Ginsburg cautioned not to read too much into the absence of public dissent when the court rejects 11th-hour appeals to stop executions. ‘‘When a stay is denied, it doesn’t mean we are in fact unanimous,’’ she said.

If a Justice does not agree with an order, he or she dissents. Perhaps if she doesn’t agree on the merits, but doesn’t want to make a statement about it, that means she agrees with the order. Justices routinely dissent from the denial of a stay of a death penalty. But this Monday-Morning Quarterbacking from the Justice is bizarre.

Third, but really, Ginsburg isn’t opining on what she would have done. Her comment only focused on Sotomayor. She is again selling out Sotomayor, and noting that she cast a vote she didn’t believe in–apparently as she did with her Fisher vote. By saying “she wanted to make clear what her view was,” Ginsburg suggests that her views were not what she joined in Little Sisters. (I note in this post that there wasn’t much of a difference between Wheaton College and Little Sisters).

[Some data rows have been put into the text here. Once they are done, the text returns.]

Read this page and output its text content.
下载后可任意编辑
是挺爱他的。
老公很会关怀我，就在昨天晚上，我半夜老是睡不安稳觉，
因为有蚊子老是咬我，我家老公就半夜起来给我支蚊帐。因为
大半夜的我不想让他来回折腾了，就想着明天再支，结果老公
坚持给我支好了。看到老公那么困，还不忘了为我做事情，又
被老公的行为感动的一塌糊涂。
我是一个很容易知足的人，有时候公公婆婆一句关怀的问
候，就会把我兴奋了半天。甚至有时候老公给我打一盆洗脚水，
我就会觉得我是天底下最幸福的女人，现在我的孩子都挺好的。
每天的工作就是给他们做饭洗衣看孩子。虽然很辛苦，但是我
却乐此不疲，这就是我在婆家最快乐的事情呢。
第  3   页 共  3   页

Such odd behavior from Justice Ginsburg.

In a related context, I have looked to the fact that none of the Justices have dissented from the Court’s stays of same-sex marriage decisions in Utah and Virginia as evidence that all of the Justices agree that a stay should be granted. This is not to say the Justices all agree on the merits–but they at least agree on the procedural issue. Now, I don’t even know if I can think that anymore.